他の領域と同様、HR領域もテクノロジーの変遷にともなって大きく変化してきました。少し前なら事後対応せざるを得なかったことも、データやAI、自動化を駆使することで、“プロアクティブ”(事前対応)に対応できるようになっています。
“リアクティブ”(事後対応)から“プロアクティブ”(事前対応)に転じたタイミングは、組織によって異なりますね。ただ一つ言えるのは、DXが進んでいる企業ほど、人事部門の動きも早いということ。私自身の経験で言えば、HR領域全体におけるターニングポイントは2011年です。テクノロジー業界全体がクラウドにシフトし、ヒューマンキャピタルマネジメント(人的資源管理)を積極的に取り入れるようになった頃から、一気にプロアクティブ化が進んだと感じています。
──2022年には、UiPathのCPO(最高人事責任者)に就任されました。なぜ、UiPathへ移られたのでしょうか?

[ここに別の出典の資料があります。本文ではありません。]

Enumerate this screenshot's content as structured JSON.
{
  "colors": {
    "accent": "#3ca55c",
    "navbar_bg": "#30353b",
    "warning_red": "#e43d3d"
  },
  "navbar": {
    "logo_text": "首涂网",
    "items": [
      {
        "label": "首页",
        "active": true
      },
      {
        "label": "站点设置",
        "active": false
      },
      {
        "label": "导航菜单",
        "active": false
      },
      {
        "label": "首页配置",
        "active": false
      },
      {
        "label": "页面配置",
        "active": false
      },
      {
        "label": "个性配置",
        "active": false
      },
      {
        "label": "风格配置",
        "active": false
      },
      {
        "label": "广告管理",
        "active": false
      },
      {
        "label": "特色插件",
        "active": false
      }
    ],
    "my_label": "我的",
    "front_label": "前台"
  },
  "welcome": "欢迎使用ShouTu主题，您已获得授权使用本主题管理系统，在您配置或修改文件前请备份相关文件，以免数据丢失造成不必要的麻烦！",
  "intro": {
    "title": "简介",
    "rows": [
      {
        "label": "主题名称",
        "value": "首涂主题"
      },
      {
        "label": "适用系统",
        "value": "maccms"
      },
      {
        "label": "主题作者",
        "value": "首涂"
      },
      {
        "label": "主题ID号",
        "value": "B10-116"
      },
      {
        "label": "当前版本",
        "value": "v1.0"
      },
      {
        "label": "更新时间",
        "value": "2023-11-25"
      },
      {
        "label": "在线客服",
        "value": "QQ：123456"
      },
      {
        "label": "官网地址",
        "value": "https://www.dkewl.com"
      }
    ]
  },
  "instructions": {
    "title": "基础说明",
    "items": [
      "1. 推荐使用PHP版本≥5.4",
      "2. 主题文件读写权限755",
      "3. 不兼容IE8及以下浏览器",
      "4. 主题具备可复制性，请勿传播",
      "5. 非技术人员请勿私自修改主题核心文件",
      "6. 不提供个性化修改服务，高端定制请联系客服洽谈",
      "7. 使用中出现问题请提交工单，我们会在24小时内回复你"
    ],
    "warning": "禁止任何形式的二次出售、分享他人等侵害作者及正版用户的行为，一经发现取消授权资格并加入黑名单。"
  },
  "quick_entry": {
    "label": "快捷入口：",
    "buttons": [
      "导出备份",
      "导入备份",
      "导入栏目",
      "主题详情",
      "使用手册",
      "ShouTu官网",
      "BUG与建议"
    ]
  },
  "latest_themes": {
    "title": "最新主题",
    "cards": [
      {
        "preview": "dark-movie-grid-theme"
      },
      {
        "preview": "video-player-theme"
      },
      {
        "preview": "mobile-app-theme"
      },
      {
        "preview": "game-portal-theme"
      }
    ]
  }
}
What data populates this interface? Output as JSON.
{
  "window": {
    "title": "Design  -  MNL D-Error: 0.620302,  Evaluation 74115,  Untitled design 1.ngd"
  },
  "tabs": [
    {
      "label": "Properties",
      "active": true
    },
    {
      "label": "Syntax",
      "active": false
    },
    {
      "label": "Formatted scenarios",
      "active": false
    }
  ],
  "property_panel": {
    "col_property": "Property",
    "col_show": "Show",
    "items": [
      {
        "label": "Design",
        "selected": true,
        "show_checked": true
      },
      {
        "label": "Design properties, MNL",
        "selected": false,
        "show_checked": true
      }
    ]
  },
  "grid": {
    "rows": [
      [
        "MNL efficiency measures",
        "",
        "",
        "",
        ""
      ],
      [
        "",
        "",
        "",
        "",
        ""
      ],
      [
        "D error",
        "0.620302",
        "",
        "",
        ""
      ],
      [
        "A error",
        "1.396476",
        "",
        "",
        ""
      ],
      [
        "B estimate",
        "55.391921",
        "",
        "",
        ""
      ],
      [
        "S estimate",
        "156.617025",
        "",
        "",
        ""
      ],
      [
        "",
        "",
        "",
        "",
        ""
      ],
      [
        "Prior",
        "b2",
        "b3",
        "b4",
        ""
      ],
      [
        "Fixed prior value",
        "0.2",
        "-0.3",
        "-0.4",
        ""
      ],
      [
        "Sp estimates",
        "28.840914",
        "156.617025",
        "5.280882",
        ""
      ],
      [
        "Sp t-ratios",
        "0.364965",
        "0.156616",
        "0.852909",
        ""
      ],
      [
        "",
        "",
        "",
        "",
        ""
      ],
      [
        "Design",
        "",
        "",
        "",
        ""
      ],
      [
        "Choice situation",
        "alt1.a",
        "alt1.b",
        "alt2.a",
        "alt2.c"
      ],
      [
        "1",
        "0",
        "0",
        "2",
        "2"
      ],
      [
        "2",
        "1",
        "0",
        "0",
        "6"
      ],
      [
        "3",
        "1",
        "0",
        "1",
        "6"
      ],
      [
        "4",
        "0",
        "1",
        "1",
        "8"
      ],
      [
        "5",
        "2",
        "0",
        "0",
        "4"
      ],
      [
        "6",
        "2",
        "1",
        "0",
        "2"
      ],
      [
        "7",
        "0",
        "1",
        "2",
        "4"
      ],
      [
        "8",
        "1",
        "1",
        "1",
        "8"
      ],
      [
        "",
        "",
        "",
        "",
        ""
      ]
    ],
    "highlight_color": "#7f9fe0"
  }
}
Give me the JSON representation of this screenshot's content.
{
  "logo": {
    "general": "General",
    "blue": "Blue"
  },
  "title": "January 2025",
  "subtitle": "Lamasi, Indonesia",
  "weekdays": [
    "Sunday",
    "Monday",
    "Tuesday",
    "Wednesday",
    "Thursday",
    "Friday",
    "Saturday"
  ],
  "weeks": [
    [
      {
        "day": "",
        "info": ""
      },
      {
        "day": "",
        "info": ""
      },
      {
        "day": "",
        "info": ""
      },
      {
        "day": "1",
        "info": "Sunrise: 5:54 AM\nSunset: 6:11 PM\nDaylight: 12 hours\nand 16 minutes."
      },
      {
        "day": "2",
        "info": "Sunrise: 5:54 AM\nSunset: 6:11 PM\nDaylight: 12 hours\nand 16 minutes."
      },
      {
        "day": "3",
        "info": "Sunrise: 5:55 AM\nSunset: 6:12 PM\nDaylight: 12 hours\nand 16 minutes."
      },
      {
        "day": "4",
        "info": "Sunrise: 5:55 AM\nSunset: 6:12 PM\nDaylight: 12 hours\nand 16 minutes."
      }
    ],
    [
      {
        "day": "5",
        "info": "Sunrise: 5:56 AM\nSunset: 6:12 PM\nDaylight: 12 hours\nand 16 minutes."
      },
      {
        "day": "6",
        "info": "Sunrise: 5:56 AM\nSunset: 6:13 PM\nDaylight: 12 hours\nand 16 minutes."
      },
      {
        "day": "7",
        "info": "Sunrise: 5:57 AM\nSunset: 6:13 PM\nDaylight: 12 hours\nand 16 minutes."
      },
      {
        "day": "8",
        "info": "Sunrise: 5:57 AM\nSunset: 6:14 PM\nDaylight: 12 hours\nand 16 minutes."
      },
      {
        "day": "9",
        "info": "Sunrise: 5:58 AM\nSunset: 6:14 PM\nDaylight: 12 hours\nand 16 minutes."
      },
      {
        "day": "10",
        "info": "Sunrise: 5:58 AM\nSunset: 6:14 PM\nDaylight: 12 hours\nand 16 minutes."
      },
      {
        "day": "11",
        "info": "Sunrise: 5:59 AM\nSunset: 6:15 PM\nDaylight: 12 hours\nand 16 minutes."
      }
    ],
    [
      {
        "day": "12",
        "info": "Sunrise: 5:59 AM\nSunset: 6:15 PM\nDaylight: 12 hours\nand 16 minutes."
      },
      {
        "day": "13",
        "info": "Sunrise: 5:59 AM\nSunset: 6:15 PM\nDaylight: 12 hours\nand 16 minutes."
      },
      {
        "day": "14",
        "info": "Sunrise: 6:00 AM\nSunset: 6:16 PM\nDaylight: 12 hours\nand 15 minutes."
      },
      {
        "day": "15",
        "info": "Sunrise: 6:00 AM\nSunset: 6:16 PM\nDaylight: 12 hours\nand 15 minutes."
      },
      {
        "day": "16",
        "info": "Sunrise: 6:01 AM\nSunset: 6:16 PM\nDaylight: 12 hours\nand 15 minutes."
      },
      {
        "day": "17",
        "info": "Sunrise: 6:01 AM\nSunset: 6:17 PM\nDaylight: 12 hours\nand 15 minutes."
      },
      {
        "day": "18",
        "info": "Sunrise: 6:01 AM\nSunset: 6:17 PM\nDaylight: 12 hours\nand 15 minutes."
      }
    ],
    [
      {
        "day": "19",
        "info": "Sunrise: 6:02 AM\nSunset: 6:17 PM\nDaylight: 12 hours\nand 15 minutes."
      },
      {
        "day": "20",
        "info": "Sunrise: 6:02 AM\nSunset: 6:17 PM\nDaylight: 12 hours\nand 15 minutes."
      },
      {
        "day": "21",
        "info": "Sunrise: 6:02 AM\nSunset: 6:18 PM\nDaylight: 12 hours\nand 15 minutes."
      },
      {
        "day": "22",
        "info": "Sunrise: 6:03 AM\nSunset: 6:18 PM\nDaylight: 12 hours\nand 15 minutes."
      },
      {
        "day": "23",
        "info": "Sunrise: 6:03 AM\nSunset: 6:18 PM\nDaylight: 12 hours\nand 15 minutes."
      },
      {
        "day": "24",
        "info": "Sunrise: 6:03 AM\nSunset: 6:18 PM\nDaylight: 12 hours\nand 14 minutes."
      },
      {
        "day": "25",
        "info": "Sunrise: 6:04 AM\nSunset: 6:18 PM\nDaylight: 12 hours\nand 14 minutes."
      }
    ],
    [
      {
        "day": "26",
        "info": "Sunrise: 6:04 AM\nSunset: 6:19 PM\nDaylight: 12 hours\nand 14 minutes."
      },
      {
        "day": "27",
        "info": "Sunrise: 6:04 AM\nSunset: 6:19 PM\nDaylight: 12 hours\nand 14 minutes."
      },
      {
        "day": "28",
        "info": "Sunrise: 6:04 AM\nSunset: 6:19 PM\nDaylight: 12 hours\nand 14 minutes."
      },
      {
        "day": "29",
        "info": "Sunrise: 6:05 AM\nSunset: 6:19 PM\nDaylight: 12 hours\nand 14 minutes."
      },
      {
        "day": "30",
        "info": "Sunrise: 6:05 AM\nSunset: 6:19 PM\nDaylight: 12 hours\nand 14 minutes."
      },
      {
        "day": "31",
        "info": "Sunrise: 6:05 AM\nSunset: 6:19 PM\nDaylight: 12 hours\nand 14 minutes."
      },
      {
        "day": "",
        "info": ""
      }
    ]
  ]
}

UiPathに移った理由は3つあります。1つ目は同社がイノベーティブであること。2つ目は急成長企業のど真ん中で働けること。そして3つ目は、CPOとして世界の人事部門のロールモデルとなるようなHRオートメーションの成功モデルを生み出せると確信したからです。
データのサイロ化で業務が煩雑に
──企業の人事部門は、どのような課題を抱えているのでしょうか。
多くの人事部門が抱えている課題の元凶は、多くのデータやシステムがバラバラに存在し、連携できていないことにあります。戦略を立案する前に、点在するデータを収集、分析し、仮説や戦略を立て、それをベースに意思決定を下すといったステップを踏まなければなりません。たとえ一部がデジタル化・自動化されていたとしても、一連の業務の中で、結局はデータを集めたり、レポートを書き上げたりといった手作業が発生し、こうした業務に追われてしまうのです。
また、人事部門は全社員のデータを蓄積している“データの宝庫”でもあります。しかし、個人情報のため取り扱いには厳重な注意が必要で、多くの社員は容易にアクセスできないこともあり、うまく活用できていません。宝の持ち腐れとなっているのです。